O Tribunal da Relação de Lisboa (TRL) vai ter de voltar a pronunciar-se sobre o levantamento do sigilo bancário e fiscal e o acesso aos e-mails de António Mexia e João Manso Neto, investigados no “caso EDP” por suspeitas de corrupção, por ter sido considerado nulo o acórdão de Fevereiro que arrasava a decisão do juiz de instrução criminal Ivo Rosa.

Em Fevereiro, os juízes desembargadores Ricardo Cardoso (relator) e Artur Vargues da Conceição deram razão ao recurso do Ministério Público e revogaram a decisão de Ivo Rosa, de impedir os procuradores de utilizar dados bancários e fiscais dos dois gestores da EDP, bem como de aceder aos seus correios electrónicos em busca de mensagens relacionadas com os casos BES e Marquês.

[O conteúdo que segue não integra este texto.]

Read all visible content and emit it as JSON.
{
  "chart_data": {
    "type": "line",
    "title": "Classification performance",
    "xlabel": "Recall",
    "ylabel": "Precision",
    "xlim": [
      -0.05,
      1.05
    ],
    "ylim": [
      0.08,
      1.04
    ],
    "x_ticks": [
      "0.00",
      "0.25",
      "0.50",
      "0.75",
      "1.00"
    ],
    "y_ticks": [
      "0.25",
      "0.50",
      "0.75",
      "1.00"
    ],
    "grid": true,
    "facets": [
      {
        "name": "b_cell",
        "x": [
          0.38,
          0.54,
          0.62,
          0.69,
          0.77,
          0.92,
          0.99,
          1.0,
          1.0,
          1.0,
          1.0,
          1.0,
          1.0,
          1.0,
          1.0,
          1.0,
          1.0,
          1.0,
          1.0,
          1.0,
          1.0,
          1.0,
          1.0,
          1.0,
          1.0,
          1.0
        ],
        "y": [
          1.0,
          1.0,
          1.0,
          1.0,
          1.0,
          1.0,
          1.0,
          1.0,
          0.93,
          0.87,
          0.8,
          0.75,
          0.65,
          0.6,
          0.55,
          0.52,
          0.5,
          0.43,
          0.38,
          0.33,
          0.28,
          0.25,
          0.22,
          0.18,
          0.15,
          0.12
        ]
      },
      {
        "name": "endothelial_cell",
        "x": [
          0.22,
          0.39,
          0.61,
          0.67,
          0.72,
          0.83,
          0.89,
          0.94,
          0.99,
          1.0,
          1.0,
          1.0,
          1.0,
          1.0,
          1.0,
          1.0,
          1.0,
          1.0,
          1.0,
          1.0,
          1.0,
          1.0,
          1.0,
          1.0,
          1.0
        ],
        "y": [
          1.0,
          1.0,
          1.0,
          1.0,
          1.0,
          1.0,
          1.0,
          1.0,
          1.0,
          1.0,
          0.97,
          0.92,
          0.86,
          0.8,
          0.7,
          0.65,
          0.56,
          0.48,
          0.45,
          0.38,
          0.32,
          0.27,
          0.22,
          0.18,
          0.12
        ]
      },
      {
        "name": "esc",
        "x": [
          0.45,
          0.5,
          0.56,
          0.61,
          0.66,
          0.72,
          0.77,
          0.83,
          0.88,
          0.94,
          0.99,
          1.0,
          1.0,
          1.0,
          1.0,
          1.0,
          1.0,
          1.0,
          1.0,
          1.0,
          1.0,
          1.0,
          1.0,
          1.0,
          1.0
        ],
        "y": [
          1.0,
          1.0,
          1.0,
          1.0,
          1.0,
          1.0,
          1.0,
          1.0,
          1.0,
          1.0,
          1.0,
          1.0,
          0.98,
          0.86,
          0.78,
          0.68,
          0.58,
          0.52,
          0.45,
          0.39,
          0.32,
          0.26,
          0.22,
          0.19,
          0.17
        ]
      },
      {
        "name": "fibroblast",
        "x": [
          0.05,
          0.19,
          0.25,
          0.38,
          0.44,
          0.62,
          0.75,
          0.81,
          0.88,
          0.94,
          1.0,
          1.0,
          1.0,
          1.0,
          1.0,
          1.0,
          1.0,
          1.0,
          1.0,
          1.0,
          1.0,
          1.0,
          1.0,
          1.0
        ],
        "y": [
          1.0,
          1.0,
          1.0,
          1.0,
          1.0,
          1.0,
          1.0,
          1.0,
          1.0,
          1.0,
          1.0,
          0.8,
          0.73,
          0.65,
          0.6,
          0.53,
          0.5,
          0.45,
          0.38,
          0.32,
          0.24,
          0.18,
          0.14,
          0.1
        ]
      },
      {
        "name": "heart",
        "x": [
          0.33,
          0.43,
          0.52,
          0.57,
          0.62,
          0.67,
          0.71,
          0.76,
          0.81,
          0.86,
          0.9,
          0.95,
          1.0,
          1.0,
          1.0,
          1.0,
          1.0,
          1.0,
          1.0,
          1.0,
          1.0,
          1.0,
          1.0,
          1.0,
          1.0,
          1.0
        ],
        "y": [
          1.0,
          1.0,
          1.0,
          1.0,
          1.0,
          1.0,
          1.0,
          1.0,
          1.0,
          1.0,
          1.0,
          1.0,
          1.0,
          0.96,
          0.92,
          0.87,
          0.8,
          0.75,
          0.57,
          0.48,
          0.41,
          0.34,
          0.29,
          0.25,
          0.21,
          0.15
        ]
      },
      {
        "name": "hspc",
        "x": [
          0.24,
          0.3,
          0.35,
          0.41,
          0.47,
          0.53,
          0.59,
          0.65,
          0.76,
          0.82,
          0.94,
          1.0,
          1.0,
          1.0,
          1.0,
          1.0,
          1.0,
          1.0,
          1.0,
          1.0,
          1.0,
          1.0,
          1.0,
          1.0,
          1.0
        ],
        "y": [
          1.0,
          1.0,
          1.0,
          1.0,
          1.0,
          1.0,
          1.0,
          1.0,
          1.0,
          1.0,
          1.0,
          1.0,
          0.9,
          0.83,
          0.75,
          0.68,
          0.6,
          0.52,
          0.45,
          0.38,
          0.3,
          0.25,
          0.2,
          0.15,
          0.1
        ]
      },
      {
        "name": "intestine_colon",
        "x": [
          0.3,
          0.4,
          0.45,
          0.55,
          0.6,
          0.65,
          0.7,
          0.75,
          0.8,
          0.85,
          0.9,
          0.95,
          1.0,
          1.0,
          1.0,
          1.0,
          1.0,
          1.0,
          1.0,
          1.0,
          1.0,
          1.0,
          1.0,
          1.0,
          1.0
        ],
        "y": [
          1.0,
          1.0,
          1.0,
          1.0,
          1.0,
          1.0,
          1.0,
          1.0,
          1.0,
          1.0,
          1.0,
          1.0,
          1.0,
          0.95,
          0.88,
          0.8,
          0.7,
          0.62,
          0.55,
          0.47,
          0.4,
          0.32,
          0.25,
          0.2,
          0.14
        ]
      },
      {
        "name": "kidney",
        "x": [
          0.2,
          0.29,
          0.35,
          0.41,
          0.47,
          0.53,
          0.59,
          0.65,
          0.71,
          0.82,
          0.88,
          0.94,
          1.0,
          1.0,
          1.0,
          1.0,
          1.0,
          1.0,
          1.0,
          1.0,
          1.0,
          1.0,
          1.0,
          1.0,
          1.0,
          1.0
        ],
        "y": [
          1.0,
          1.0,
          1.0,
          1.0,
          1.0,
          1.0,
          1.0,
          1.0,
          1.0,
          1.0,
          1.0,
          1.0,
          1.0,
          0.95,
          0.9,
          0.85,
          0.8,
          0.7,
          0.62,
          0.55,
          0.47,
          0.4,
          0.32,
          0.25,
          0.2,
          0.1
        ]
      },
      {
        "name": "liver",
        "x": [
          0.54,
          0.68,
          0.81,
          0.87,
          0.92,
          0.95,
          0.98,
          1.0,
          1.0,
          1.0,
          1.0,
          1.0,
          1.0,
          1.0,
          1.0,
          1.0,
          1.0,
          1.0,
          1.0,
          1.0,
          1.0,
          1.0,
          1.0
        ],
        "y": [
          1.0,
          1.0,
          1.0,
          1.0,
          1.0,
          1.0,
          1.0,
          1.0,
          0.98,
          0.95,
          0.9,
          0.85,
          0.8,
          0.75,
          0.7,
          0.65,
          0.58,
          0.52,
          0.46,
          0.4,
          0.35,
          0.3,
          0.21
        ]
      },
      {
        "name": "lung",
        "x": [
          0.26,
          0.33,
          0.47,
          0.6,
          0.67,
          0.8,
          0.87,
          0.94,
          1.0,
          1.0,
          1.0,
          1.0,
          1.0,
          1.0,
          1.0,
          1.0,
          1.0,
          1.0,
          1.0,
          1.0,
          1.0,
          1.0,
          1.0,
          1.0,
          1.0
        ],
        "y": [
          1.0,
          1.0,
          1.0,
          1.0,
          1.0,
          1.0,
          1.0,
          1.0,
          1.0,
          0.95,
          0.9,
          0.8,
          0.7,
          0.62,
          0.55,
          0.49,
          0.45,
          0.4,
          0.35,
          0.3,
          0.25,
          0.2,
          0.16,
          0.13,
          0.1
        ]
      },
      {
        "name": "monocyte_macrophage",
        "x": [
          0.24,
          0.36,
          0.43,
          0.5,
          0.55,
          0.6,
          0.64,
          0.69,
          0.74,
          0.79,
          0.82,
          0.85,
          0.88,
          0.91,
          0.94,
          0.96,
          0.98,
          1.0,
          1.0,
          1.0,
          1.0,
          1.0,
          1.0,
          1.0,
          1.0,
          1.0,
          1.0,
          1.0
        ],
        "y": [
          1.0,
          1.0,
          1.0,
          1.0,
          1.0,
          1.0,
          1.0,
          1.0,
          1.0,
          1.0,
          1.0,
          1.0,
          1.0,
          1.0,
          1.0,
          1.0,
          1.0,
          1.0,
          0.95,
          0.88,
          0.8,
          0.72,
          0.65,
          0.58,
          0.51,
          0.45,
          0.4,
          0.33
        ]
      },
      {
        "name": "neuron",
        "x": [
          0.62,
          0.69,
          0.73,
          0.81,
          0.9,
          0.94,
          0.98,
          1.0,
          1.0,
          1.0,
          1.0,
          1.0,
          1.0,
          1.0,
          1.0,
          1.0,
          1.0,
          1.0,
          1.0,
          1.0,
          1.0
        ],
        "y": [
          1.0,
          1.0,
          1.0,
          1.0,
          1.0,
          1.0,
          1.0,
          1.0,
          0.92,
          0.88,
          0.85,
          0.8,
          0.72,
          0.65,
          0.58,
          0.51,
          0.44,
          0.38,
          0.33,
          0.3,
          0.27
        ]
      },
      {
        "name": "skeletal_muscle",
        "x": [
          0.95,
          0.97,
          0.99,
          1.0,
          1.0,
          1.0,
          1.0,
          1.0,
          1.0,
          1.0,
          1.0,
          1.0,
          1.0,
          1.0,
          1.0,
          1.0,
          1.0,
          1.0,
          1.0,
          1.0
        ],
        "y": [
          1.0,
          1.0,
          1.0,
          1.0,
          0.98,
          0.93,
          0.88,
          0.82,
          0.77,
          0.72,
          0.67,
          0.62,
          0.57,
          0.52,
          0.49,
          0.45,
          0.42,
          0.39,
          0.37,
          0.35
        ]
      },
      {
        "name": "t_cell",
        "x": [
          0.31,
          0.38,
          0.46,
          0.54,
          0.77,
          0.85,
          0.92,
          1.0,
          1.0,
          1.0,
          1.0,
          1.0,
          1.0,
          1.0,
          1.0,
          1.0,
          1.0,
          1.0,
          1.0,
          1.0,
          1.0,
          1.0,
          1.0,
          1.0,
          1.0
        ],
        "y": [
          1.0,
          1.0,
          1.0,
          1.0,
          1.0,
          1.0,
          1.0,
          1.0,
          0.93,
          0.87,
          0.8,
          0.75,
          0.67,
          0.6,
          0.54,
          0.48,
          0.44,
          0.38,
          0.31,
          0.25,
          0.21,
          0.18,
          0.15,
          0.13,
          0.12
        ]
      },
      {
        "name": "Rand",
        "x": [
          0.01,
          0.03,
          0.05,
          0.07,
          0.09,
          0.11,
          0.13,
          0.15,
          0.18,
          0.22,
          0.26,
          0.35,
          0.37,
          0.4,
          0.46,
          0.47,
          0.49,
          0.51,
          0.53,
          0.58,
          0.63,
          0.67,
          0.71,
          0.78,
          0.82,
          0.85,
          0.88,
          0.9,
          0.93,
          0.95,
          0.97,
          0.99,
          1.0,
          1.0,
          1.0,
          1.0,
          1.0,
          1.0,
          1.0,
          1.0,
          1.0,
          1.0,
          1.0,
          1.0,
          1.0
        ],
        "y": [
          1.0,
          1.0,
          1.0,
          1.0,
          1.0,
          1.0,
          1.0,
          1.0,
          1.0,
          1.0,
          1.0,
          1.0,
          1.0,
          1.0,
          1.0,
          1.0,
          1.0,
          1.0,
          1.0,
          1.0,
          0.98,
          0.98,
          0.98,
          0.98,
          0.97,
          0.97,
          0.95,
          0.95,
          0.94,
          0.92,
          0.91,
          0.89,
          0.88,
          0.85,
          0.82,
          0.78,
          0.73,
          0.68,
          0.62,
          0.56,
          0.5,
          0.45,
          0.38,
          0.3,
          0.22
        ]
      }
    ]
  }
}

Contudo, a defesa de António Mexia e João Manso Neto avançou com uma reclamação para o TRL, queixando-se que havia razões para considerar o acórdão de 19 de Fevereiro nulo, precisamente porque Ricardo Cardoso se devia ter declarado impedido de participar neste processo pelo facto de ser casado com a juíza Anabela Cardoso, que já antes tinha tido intervenção, no mesmo tribunal, em decisões relacionadas com o “caso EDP”.

O Código de Processo Penal (CPP) determina que “não podem exercer funções, a qualquer título, no mesmo processo juízes que entre si sejam cônjuges”, e que “os actos praticados por juiz impedido são nulos”. Foi isso que vieram reconhecer Ricardo Cardoso e Artur Vargues num acórdão de 26 de Março, a que o PÚBLICO teve acesso.

Os juízes admitiram “a invalidade” do seu anterior acórdão “e dos actos concretamente praticados (exame preliminar e intervenção na prolação do acórdão), que podem ser repetidos”. Em consequência, os autos devem ser remetidos à distribuição de processos, para nova apreciação.

Ricardo Cardoso, que fica arredado de qualquer intervenção no “caso EDP”, não deixa de frisar que desconhecia que a mulher – Anabela Cardoso - tivesse participado anteriormente no processo, pelo que não tinha como antecipar que estava perante uma situação de impedimento. “A intervenção desta não nos era conhecida, nem sequer (…) imaginável, tendo-nos passada totalmente despercebida a todos”, refere o acórdão de 26 de Março.

Mas o acórdão também sustenta que esse desconhecimento “não sucedeu, demonstradamente, com os arguidos”. Estes, segundo os juízes, eram “conhecedores da totalidade de todos os antecedentes e muitos variados acórdãos proferidos nos vários recursos do caso, em processos – sempre – autónomos e separados, como o demonstra a junção, em 24 horas após a publicação do acórdão, do assento de nascimento da Senhora Desembargadora, com averbamento do casamento com o relator”.

Ou seja, os juízes entendem que Mexia e Manso Neto, se quisessem, poderiam ter declarado o impedimento antes de se conhecer o sentido da decisão, em vez de deixarem prolongar a intervenção do juiz. Diz o acórdão que os requerentes “tiveram conhecimento da identidade do relator após a distribuição [do processo] e da publicação das tabelas de 12 a 19 de Fevereiro, vindo agora invocar que só tiveram conhecimento do impedimento resultante da relação de casamento do relator após a publicação do acórdão”.